= Collar of the President of Ukraine =

National symbol of Ukraine

The sign (collar) of the president of Ukraine weighs about 400 grams.

==Overview==
The president's collar is not obligatory, but most European heads of state have such a decoration: for instance, the president's collar (male jewelry like a female necklace) is one of the symbols of state power in Bulgaria and Poland. Some countries grant another collar to the new head of the state, and the previous one passes to the national museums. An open-work chain with a historical relic – an amulet which, as the legend reads, belonged to Ukrainian Hetman Ivan Mazepa – was among the attributes of the President of Ukraine in exile.

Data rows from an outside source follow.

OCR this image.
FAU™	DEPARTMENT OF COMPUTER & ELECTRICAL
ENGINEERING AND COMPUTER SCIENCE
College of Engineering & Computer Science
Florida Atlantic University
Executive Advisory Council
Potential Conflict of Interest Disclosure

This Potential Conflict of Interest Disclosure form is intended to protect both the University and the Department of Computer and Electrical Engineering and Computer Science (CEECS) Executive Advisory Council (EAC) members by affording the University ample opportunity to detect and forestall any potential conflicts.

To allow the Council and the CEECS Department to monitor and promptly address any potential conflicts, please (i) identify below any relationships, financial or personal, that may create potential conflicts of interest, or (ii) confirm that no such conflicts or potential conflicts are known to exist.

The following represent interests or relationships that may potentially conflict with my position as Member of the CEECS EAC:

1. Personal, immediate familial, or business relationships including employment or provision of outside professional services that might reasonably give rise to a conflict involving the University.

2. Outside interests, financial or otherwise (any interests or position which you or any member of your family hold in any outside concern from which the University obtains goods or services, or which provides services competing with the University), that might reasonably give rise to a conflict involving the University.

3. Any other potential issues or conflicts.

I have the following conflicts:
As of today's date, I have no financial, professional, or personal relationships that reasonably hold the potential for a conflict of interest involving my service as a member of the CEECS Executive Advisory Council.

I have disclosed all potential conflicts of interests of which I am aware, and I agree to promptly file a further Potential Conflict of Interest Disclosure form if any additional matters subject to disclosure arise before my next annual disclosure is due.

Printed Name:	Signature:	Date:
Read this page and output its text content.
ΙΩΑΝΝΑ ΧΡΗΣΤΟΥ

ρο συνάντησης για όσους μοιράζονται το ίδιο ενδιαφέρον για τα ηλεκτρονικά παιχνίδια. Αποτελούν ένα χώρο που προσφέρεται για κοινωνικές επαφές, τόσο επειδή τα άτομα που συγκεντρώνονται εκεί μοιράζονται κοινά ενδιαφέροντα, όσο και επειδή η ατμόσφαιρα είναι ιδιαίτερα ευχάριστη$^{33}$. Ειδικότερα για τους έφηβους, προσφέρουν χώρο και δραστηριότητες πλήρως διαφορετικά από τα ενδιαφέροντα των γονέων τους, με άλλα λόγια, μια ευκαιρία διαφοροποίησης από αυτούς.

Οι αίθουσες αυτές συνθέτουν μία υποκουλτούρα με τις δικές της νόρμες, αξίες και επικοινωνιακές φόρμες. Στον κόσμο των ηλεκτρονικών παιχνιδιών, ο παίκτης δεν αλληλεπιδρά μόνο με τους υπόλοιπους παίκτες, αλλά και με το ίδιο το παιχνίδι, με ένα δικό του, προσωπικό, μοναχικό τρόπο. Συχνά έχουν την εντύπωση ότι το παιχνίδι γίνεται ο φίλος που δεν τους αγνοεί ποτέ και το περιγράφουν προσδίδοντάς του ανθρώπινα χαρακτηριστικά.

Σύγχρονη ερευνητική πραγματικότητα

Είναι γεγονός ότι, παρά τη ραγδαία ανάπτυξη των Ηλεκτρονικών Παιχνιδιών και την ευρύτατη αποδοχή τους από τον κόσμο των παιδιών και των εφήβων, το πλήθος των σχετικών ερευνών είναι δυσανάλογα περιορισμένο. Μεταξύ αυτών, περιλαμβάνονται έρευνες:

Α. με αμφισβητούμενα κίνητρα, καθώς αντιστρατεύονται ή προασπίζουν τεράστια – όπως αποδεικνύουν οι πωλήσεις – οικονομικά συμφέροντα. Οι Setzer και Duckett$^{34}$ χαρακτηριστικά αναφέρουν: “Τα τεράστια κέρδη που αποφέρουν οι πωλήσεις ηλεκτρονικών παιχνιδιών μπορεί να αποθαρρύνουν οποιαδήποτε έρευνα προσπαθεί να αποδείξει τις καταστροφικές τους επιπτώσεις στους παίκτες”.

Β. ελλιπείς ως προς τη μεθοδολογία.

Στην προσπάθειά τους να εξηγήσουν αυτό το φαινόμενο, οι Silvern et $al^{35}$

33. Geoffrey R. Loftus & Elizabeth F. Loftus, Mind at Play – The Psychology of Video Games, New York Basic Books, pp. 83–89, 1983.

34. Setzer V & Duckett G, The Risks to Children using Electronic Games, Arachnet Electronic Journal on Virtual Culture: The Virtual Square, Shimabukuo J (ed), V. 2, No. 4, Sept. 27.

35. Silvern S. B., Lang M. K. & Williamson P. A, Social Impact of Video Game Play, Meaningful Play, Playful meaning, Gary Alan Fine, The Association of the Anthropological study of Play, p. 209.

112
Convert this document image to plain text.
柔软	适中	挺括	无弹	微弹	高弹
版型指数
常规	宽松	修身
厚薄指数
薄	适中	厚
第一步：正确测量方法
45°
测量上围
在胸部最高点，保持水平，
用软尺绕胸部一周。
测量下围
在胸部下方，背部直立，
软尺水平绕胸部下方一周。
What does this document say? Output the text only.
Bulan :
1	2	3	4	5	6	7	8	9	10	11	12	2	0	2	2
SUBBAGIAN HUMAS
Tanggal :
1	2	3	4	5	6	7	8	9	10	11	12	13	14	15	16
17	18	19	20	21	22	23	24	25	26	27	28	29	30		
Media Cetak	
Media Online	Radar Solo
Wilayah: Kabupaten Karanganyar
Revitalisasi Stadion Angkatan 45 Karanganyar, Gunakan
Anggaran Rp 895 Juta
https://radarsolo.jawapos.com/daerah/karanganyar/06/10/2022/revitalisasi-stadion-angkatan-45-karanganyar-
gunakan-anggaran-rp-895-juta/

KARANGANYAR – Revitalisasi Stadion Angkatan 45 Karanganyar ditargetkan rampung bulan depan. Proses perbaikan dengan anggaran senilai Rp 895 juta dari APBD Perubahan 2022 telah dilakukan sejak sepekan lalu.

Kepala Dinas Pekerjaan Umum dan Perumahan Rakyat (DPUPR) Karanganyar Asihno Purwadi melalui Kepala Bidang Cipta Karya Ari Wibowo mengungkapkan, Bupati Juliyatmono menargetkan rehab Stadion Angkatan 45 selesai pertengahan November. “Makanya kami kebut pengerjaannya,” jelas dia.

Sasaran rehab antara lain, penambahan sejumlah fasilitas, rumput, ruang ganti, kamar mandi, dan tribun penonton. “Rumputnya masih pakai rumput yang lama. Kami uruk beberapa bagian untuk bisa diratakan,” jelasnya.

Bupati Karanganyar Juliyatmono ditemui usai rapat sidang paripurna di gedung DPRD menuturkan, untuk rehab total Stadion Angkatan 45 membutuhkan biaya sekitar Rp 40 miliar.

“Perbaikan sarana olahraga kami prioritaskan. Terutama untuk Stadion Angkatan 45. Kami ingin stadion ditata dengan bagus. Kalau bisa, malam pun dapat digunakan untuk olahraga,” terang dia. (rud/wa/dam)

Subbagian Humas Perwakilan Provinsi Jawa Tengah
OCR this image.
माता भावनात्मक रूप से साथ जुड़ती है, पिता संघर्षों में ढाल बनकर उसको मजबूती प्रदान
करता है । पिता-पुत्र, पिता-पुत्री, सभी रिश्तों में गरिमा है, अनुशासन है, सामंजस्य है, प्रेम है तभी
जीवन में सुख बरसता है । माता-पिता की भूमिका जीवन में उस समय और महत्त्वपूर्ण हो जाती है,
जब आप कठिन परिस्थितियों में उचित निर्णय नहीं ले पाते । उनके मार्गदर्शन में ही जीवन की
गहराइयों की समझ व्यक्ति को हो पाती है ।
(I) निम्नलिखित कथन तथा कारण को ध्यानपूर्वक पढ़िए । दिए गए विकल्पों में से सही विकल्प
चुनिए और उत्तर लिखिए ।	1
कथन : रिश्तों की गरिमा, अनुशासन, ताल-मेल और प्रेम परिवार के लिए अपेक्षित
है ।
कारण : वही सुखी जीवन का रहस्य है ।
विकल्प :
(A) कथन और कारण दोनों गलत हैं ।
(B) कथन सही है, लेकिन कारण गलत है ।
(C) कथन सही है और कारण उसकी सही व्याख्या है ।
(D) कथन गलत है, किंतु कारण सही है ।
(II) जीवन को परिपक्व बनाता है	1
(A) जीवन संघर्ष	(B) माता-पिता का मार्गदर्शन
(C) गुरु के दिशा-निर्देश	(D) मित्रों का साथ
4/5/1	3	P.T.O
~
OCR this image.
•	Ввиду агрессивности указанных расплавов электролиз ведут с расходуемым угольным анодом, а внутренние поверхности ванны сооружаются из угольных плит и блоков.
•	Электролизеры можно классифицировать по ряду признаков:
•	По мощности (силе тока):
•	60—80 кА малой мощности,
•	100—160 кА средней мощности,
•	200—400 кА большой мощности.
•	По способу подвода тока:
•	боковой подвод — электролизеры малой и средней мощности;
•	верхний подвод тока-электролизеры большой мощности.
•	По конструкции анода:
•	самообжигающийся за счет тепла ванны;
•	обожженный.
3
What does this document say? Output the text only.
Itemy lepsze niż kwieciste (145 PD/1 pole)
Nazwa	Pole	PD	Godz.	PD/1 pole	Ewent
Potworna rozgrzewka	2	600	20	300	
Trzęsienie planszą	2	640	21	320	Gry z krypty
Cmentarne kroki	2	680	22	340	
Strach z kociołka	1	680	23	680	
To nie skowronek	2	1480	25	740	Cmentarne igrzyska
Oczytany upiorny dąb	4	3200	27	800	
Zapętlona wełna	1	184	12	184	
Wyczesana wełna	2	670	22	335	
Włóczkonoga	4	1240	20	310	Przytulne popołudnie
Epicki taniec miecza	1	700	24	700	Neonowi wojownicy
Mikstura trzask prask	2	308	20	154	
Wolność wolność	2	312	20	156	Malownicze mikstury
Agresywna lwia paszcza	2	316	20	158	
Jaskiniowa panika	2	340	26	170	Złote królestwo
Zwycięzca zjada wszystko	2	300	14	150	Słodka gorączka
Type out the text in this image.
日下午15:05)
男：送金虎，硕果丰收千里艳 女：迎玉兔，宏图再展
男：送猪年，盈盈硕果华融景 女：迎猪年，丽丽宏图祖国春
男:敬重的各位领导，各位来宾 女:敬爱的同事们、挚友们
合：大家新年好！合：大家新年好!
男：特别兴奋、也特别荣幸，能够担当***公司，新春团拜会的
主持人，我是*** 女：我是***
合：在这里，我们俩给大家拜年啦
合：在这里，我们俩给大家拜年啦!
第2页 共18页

The collar is made of white and yellow gold. Kyiv artists have painted its seven medallions. They represent miniatures of the royal symbol of Vladimir the Great, the coat of arms of the Kingdom of Galicia–Volhynia and that of the Grand Duchy of Lithuania, "The Cossack with Musket" sign, Hetman Bohdan Khmelnytsky's patrimonial Syrokomla coat of arms and the Ukrainian People's Republic's coat of arms as the first attempt to establish independent Ukraine in the 20th century. The painted medallions alternate with jewelry ones: above laurel wreathes of white gold there are guelder rose leaves of yellow gold gemmed with 96 garnets, each one and a half millimeters.

Both the seal and the collar are kept in leather cases with the velvet lodgement and the imprinted image of the lesser coat of arms of Ukraine.